Act 2, scene 1, for example, begins with an extended simile in which Aaron compare the rise of Tamora’s fortunes to the rise of the sun and its passage across the sky:
Now climbethTamora Olympus’ top,
Safe out of fortune’s shot; and sits aloft,
Secure of thunder's crack or lightning flash;
Advanced above pale envy's threat’ning reach.
As when the golden sun salutes the morn,
And, having gilt the ocean with his beams,
Gallops the zodiac in his glistering coach,
And overlooks the highest-peering hills.
As this example shows, much of the imagery is drawn from the natural world (although the above example also contains a classical allusion, to the gods that sit on Mount Olympus in Greek mythology).
Another example of a simile drawn from nature occurs when Marcus Andronicus discovers the mutilated Lavinia:
Alas, a crimson river of warm blood,
Like to a bubbling fountain stirr'd with wind,
Doth rise and fall between thy rosed lips,
Coming and going with thy honey breath.
Act 2, scene 4, lines 22-25
A little later, Marcus uses another simile drawn from nature to describe Lavinia’s tongue and her voice:
O, that delightful engine of her thoughts
Thatblabb'd them with such pleasing eloquence,
Is torn from forth that pretty hollow cage,
Where, like a sweet melodious bird, it sung
Sweet varied notes, enchanting every ear!

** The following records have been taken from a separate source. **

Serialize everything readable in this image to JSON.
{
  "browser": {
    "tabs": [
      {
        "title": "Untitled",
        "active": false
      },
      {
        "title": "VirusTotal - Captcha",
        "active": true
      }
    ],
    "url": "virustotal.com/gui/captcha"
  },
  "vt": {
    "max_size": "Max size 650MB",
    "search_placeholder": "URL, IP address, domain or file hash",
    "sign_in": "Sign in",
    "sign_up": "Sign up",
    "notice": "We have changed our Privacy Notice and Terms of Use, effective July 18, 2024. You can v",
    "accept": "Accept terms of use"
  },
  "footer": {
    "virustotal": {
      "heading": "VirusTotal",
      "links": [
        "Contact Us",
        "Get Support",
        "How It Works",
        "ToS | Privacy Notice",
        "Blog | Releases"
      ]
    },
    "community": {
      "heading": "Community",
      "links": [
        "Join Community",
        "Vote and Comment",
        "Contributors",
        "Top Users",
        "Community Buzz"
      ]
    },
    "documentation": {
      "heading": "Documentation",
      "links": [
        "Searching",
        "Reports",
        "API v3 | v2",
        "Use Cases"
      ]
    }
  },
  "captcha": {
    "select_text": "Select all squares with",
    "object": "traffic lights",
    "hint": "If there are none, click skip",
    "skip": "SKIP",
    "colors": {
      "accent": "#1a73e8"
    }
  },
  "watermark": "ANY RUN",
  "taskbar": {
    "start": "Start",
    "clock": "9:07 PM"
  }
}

Act 3, scene 2, lines 82-86
Just a few lines later, Titus uses an extended simile to describe the precarious situation he is in as a man stricken with grief:
For now I stand as one upon a rock
Environed with a wilderness of sea,
Who marks the waxing tide grow wave by wave,
Expecting ever when some envious surge
Will in his brinish bowels swallow him.
Act 3, scene 2, lines 93-98
Sometimes these images drawn from nature are presented not as similes but as metaphors, in which something is directly identified (rather than compared) with something else that on the surface appears very dissimilar. Thus Titus expresses his grief through a metaphoric identification between himself and the sea that includes also a similar identification between Lavinia and the welkin (sky):
I am the sea; hark, how her sighs do blow!

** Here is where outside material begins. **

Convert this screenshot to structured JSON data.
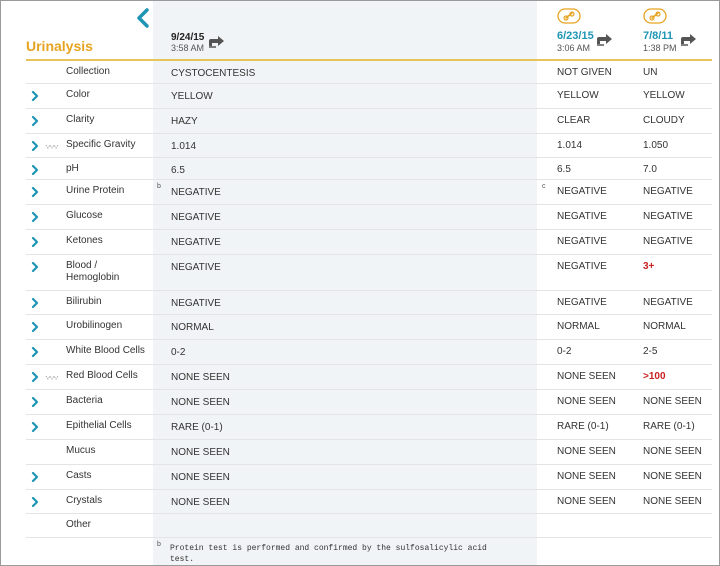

She is the weeping welkin, I the earth:
Then must my sea be moved with her sighs;
Then must my earth with her continual tears
Become a deluge, overflow'd and drown'd;
For why my bowels cannot hide her woes,
But like a drunkard must I vomit them.
Act 3, scene 1, lines 225-31.
The similes in the play are not limited to examples drawn from the natural world. In the following simile, Martius speaks from the pit that contains the corpse of Bassianus, and uses a simile to compare the light that emanates from Bassianus’s ring to a taper lit at a tomb:
Upon his bloody finger he doth wear
A precious ring, that lightens all the hole,
Which, like a taper in some monument,
Doth shine upon the dead man's earthy cheeks,
And shows the ragged entrails of the pit.